Евдокия верит. Но этой веры будет маловато для того, чтобы оставить Аленку здесь.

И самой остаться.

— Я не уйду, Евдокия, — Аленка улыбнулась той хорошей, Лютиковой улыбкой, которая значила, что решение принято. — Все будет в порядке, вот увидишь.

— Пусть этим полиция занимается, — отступать от своего Евдокия не привыкла, хотя подозревала, что на сей раз младшая сестрица ее переупрямит.

— Подозреваю, что и занимается, но… мое место здесь.

— Что это вообще такое? — Евдокия провела по зеркальной глади пальцем, и отражение ее повторила сей бессмысленный жест.

— Призрак. Несколько призраков… ты ведь не боишься привидений?

Привидений — нет, случалось встречать, обыкновенные люди, с иными и побеседовать было интересно, но… Евдокия подозревала, что в Цветочном павильоне есть кое-что пострашней привидений. Но об этом Аленка не скажет.

Сестрица же поднялась, помахала зеркалу рукой и сказала:

— Идем, пока нас не хватились… знаешь, она по-настоящему переживает.

— Кто?

— Клементина. Но изменить ничего не способна и… и кто-то хочет разбудить это место, а я еще не поняла, кто и зачем…

Разум подсказывал, что Аленку надо спасать.

Плюнуть на все договоренности, на неразумность подобного поведения, на грядущие проблемы, которых и Евдокии, и «Модесту» не избежать… не важно.

Спасать.

— Не стоит, — покачала головой Аленка. — Я все равно сюда вернусь… но тогда будет сложней.

И вот что с ней делать?

То, что на новом месте выжить будет сложно, Себастьян понял за ужином.

Ровно в семь.

И не приведите милосердные боги опоздать, поскольку будущая королева, воплощение всех мыслимых и немыслимых достоинств, к ужину уж никак не опаздывает…

…и надевает, что дают, несмотря на наличие хвоста.

…и вообще, ведет себя прилично, не носит в ридикюле семечки, а в старом саквояже — непристойные кружевные чулочки… честно говоря, Себастьян понятия не имел, как оные в саквояж попали, но подозревал, что не обошлось без Лихо.

Шуточки у него дурацкие…

Угораздило же братца вернуться невовремя.

…хорошо, что вернулся.
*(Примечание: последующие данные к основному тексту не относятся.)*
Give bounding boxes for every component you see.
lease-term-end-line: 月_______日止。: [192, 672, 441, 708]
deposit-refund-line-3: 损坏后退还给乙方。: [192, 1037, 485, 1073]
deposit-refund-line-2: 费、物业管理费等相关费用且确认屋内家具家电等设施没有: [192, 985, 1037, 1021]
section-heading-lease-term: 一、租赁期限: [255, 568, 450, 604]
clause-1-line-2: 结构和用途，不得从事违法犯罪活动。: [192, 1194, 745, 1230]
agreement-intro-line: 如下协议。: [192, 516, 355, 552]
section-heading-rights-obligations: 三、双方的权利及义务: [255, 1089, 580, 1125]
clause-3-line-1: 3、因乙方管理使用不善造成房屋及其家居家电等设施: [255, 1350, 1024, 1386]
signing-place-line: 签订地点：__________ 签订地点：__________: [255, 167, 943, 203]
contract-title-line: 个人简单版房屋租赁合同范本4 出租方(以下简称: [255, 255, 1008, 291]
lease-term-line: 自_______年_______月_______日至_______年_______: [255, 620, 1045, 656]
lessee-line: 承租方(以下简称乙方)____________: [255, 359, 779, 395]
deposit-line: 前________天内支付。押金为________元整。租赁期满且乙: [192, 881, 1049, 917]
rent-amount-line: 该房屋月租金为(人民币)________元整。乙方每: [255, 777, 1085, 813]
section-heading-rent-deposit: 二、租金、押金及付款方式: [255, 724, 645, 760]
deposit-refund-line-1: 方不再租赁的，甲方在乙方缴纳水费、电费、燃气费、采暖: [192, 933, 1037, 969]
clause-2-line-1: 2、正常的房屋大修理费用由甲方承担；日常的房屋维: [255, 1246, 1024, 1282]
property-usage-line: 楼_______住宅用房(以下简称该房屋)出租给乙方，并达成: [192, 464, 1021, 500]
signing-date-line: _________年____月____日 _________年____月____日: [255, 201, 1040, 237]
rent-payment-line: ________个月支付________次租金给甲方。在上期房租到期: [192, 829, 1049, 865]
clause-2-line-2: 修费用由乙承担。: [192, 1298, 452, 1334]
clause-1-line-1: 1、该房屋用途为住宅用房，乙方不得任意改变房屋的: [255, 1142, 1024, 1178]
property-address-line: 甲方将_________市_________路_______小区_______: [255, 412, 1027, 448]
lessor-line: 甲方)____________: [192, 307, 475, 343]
И если шутит, то простил?

Нет, не о том думать надобно.

О проклятье, Мазене и павильоне со многими его странностями. О запахе гнили и чужом пристальном внимании, избежать которого у Себастьяна не вышло, даже когда он остался в отведенных ему покоях. Незабудковая спальня, мать ее.

Тисненые обои, конечно, с незабудками и незабудковый же ковер. Незабудки на постельном белье и на столике в крохотной вазе, на подоконнике в широких плошках-горшках, только все одно неживые — шелковые, выцветшие едва ли не добела.

Странно.

И жутковато.

Незабудки украшали резную раму зеркала, в котором отражалась картина, висевшая на противоположной стене: белокожая темноволосая девушка, сжимающая в руках чахлый букетик. Естественно, незабудок.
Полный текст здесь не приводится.